Saccharum officinarum was first domesticated in New Guinea and the islands east of the Wallace Line by Papuans, where it is the modern center of diversity. Beginning at around 6,000 BP it was selectively bred from the native S. robustum. From New Guinea it spread westwards to Island Southeast Asia after contact with Austronesians, where it hybridized with S. spontaneum.

It can interbreed with other sugarcane species, such as S. sinense and S. barberi.
The major commercial cultivars are complex hybrids.

==Genome==
Zhang et al., 2018 provides a genome of the related species S. spontaneum.

== Pests ==
S. officinarum is a common host of the oriental beetle (Exomala orientalis). During their larval stage, these beetles feed on the roots of the plant which affects its growth.
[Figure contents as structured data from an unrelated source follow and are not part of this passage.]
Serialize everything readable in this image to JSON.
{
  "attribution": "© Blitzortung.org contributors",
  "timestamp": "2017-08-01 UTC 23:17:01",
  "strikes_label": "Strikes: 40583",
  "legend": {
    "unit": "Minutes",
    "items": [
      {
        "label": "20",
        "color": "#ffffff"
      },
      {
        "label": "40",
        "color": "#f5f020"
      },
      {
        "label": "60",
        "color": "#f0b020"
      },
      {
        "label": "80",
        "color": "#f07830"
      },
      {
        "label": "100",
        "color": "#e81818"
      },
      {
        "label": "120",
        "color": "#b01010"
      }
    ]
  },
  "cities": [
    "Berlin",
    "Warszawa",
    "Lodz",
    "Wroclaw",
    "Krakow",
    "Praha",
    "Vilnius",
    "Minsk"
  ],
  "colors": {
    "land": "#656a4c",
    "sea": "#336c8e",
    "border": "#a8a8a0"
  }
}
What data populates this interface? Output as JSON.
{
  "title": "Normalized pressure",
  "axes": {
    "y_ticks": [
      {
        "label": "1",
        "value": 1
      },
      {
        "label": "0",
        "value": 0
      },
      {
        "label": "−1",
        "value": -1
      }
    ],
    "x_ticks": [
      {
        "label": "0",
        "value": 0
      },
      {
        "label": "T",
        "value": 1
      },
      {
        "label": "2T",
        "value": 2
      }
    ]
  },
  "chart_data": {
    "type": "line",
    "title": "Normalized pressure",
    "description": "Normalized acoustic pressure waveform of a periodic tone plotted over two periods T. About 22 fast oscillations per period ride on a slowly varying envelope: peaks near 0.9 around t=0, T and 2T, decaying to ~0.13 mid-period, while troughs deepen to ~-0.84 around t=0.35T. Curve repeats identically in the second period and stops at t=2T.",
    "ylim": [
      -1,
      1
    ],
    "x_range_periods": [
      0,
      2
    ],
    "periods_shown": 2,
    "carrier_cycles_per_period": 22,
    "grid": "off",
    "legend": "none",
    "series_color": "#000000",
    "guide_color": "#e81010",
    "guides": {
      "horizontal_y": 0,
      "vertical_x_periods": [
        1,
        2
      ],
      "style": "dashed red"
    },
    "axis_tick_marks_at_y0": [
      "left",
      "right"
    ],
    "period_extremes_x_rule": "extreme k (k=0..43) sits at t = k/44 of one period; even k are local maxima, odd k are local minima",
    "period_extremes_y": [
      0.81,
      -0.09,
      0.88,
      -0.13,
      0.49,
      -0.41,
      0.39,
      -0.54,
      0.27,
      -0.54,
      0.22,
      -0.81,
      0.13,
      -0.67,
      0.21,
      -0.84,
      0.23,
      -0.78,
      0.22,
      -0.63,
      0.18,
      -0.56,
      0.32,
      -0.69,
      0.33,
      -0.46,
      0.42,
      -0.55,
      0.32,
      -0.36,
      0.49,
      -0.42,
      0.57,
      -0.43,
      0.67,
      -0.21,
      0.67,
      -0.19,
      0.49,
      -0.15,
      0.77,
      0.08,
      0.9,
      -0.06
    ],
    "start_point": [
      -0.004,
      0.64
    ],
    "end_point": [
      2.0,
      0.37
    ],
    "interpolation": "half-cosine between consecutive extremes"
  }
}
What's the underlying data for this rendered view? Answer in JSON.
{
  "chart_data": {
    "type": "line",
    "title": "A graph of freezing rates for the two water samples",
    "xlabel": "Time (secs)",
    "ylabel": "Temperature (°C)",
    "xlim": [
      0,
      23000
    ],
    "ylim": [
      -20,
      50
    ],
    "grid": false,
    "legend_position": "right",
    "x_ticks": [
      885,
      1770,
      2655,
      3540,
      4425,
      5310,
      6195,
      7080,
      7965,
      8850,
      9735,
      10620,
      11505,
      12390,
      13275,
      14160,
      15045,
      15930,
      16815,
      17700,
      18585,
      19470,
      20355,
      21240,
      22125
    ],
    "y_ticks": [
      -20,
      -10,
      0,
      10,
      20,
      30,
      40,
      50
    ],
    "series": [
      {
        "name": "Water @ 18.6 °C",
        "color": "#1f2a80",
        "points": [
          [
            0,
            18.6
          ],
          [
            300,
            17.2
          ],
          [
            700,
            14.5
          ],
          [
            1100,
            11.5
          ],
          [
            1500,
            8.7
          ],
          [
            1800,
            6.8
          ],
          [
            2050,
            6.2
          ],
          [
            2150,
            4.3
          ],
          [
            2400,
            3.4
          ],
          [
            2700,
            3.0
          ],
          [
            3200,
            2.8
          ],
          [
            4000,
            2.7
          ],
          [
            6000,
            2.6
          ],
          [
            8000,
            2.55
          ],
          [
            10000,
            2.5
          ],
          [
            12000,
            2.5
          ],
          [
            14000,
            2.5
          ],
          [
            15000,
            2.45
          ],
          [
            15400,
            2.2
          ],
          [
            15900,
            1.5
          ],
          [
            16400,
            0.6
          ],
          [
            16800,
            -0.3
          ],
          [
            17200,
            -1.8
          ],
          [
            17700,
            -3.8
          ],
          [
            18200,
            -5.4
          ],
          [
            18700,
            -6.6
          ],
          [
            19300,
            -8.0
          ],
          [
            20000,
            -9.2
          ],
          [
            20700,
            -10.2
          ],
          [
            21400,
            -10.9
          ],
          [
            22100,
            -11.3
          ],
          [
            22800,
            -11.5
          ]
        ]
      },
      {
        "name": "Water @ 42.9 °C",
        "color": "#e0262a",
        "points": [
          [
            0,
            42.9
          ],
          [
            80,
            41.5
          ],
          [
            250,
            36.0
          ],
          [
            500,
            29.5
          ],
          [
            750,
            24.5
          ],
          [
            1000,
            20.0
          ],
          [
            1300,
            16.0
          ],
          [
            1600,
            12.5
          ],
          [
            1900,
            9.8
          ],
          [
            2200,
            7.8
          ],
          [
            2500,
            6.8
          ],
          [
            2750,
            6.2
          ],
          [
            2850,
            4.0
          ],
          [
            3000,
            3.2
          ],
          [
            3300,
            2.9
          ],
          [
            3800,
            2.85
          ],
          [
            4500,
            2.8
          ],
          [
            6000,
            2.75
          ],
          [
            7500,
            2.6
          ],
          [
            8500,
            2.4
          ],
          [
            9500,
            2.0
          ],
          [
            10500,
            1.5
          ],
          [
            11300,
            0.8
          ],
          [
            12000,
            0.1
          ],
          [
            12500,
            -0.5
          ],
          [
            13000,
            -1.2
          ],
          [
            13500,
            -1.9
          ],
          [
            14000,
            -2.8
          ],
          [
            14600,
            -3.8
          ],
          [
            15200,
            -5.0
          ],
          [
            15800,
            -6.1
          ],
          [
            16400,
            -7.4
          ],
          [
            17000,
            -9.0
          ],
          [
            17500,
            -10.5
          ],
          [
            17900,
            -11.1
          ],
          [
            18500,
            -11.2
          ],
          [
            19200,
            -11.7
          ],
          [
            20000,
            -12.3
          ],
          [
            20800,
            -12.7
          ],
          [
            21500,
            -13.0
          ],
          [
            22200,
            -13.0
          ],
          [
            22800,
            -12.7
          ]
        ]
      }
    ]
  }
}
Current pesticides are still being researched.

== Uses ==

Portions of the stem of this and several other species of sugarcane have been used from ancient times for chewing to extract the sweet juice. It was cultivated in New Guinea about 8,000 years ago for this purpose. Extraction of the juice and boiling to concentrate it was probably first done in India more than 2,000 years ago.

Saccharum officinarum and its hybrids are grown for the production of sugar, ethanol, and other industrial uses in tropical and subtropical regions around the world. The stems and the byproducts of the sugar industry are used for feeding to livestock. Pigs fed on sugarcane juice and a soy-based protein supplement produced stronger piglets that grow faster than those on a more conventional diet. As its specific name (officinarum, "of dispensaries") implies, it is also used in traditional medicine both internally and externally.

About 70% of the sugar produced worldwide comes from S. officinarum and hybrids using this species.

==In culture==
The Hawaiian word for this species is kō.